Hybrid annuities: Some of the choices


The choice of hybrid annuities is growing all the time. They offer a number of choices combining investment-linked living annuities (living annuity, or illa) with one of the underlying choices being a guaranteed annuity and a with-profit smoothed or stable guaranteed annuity.


The most favoured combination of a hybrid pension is a with-profit annuity to provide the guaranteed income that should be sustainable for as long as you live. The main difference relates to how future increases on your pension are determined.


With a normal guaranteed annuity, you get as a pension what a life company offers you with future increases specified as either a fixed % increase or as a % of the change in the official inflation rates.


The main features of a with-profit annuity are:


  • Your income is guaranteed for life. This includes your starting income and every annual increase, relating to investment returns.
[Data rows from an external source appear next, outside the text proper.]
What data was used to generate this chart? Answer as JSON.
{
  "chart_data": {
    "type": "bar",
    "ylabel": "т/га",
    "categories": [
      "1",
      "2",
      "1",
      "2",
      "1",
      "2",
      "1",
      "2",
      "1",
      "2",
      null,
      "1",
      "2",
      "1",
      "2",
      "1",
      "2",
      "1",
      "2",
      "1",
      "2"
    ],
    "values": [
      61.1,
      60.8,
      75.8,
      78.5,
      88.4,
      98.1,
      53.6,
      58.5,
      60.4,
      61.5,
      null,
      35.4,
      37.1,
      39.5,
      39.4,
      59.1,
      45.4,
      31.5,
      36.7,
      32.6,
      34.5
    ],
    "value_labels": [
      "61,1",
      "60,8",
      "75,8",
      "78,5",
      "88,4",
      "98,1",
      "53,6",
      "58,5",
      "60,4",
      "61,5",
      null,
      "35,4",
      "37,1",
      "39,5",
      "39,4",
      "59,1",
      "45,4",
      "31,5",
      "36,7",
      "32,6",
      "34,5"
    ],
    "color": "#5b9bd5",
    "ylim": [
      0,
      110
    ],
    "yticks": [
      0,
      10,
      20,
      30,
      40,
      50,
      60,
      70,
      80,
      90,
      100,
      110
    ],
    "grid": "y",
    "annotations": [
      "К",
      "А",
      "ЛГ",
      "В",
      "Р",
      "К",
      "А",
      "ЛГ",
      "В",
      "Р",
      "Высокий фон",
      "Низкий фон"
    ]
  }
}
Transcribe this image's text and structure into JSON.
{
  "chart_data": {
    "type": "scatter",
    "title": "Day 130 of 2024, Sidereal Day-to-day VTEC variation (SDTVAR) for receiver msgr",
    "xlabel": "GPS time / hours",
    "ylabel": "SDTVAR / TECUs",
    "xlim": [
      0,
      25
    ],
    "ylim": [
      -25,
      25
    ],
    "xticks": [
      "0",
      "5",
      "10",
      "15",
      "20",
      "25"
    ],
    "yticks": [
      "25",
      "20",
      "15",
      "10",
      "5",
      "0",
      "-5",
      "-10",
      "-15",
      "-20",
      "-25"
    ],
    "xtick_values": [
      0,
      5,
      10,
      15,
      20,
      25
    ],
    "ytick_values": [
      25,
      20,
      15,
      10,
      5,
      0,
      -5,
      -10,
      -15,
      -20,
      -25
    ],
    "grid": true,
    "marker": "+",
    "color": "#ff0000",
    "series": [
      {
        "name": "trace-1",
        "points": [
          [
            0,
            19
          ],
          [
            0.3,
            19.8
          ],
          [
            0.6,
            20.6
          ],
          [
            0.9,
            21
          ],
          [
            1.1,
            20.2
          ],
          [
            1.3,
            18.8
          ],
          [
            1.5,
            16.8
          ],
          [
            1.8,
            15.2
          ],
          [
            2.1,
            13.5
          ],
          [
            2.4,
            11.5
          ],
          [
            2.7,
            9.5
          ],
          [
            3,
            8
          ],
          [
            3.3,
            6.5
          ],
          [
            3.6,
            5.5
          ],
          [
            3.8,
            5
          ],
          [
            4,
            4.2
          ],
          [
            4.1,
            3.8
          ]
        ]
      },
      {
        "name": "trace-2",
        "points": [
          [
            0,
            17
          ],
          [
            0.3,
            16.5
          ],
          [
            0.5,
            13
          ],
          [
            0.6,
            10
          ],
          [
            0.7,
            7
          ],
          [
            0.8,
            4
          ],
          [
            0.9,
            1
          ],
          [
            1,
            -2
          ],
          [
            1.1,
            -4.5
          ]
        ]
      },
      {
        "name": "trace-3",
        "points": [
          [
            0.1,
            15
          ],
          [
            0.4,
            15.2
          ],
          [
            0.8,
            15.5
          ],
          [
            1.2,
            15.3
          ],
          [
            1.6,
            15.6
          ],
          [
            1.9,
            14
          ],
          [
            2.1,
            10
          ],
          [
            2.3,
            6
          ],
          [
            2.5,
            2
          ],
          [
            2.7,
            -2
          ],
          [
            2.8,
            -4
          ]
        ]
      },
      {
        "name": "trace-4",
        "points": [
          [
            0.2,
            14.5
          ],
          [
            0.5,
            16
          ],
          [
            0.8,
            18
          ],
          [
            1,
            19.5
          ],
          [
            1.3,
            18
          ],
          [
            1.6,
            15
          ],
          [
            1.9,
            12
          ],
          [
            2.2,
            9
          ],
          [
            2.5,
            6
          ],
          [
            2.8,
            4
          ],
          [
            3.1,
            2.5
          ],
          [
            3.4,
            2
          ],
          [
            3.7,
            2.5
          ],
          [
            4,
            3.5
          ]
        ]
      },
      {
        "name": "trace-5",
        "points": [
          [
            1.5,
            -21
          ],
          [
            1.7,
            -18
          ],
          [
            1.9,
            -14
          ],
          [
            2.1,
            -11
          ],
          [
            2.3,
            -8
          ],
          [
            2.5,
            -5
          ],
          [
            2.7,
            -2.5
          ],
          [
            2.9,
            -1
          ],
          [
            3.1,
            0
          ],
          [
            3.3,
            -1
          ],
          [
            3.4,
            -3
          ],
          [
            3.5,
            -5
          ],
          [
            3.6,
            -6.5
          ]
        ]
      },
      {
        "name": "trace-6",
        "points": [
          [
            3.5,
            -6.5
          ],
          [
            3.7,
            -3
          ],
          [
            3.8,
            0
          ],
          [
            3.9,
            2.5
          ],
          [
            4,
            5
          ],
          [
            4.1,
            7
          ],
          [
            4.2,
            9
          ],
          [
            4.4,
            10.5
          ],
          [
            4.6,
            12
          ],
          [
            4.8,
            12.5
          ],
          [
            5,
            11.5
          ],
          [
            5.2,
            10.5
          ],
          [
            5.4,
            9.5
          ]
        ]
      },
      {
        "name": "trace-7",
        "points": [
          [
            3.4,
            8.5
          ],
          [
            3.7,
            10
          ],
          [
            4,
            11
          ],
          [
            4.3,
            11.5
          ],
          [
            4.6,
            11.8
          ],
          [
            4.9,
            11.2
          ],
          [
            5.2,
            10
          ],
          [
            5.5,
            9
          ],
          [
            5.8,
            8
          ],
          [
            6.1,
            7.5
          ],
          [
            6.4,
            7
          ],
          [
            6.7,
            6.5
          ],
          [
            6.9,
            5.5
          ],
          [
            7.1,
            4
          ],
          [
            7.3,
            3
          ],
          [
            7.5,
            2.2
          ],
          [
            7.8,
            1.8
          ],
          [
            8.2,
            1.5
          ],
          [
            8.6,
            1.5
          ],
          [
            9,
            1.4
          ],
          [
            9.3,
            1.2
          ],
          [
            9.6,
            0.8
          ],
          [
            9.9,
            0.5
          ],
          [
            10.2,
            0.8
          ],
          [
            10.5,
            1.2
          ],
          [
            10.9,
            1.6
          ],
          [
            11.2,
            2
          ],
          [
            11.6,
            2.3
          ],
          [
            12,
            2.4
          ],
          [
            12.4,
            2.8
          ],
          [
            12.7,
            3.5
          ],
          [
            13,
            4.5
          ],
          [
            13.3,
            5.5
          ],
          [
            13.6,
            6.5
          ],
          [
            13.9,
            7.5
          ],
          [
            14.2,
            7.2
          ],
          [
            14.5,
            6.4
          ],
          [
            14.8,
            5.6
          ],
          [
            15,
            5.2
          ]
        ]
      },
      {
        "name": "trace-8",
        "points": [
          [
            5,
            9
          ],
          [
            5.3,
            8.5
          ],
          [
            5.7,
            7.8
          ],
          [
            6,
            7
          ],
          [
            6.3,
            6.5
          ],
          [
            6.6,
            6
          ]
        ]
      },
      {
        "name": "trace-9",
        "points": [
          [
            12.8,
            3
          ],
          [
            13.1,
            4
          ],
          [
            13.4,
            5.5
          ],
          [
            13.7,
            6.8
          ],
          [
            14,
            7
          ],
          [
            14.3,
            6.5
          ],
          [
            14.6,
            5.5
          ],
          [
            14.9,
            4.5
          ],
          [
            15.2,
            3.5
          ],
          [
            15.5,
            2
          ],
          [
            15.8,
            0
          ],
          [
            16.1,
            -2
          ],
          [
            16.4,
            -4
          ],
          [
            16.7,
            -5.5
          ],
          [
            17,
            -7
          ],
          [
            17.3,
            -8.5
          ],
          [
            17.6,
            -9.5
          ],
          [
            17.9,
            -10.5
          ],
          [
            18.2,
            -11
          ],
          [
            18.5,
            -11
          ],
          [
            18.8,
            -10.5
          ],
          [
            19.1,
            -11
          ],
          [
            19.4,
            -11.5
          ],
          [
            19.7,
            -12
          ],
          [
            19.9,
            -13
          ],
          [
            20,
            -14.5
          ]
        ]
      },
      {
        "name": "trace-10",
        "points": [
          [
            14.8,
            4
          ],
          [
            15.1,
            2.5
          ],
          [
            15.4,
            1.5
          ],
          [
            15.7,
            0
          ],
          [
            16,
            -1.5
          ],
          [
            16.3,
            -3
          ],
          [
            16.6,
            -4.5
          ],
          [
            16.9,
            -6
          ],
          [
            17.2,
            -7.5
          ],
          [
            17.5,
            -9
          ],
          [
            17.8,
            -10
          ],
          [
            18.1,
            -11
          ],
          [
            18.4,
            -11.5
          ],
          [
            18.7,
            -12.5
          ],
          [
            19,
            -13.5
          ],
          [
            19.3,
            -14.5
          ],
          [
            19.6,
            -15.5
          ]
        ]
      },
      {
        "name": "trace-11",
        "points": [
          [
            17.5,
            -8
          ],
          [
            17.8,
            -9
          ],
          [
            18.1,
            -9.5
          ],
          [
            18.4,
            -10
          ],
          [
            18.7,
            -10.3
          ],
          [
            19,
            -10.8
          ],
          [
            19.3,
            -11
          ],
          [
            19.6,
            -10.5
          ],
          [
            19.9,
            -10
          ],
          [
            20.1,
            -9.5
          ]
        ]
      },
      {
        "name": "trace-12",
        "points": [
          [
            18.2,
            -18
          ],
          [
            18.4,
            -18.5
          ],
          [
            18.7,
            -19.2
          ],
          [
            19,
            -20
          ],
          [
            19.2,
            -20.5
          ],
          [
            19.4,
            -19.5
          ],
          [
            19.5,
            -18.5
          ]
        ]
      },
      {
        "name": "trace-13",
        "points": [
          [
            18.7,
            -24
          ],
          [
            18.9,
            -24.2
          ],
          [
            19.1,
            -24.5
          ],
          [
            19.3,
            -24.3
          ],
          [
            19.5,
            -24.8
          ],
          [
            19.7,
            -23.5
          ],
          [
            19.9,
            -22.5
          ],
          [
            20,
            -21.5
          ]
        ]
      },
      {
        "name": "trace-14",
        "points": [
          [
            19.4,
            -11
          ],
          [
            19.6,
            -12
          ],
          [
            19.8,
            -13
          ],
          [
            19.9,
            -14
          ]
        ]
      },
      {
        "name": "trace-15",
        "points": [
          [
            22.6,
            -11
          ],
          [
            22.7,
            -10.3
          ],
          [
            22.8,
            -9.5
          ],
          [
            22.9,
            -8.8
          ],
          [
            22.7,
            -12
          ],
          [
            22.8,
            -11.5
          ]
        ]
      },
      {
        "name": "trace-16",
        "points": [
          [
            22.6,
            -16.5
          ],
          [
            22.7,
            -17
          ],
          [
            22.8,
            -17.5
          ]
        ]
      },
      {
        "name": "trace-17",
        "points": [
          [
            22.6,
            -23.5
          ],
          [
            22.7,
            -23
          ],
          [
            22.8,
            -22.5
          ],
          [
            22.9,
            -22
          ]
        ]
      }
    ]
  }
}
  • Annual increases are linked to the smoothed returns of a balanced fund investment portfolio (usually 60-70% invested in equities, with returns smoothed over 5 to 6 years). There may be positive or negative adjustments, usually small, if longevity or credit risk experience is different to the best estimate basis used by the insurer.

  • Your increase can never be less than zero.


While there is a range of options available, many of the legislated pension defaults being put in place by retirement funds are using living annuities, with profit annuities or combinations within the hybrid annuity.


A fair number of asset managers and retirement fund administrators, including the biggest administrator, Alexander Forbes, are using a comparatively new company, Just SA, which specialises in retirement income products with its with-profit annuities as one of the underlying choices for a hybrid living annuity.


In the case of hybrids, many companies are choosing Just SA to provide the with-profit annuity as one of the portfolios within a living annuity.


Other bigger life assurance companies are using their own with-profit structures in combination with living annuities.


The main reason for choosing Just SA seems to be that much of the secrecy has been removed by the company. The increases and investments used by Just SA make use of predetermined formulas and are not wound up in any secrecy.


Some examples:


  • Alexander Forbes head of research John Anderson, says that the Just SA offering is one of the best choices available, particularly with its use of open formulas on how its bonuses (pension increases) are determined. Among other things, he says, the basis of increases for pensioners are more predictable.

  • The Professional Provident Society (PPS), which aims its products at graduated professionals, is using Just SA for the with-profit annuity choice within its normal living annuity as well as its default annuity.

  • Others include Sygnia Asset Managers.


Chief executive of Just SA, Deane Moore, says future increases in your pension are transparently linked to a publicly quoted balanced fund. There may be positive or negative adjustments, usually small, if longevity or credit risk experience is different to Just’s best estimate basis, but every adjustment is audited by an independent company. The cumulative adjustments made to date have been positive.


Moore says before investing a pensioner should talk to a financial adviser, who will tell you about such things as drawdown rates and the annuity rate from Just SA.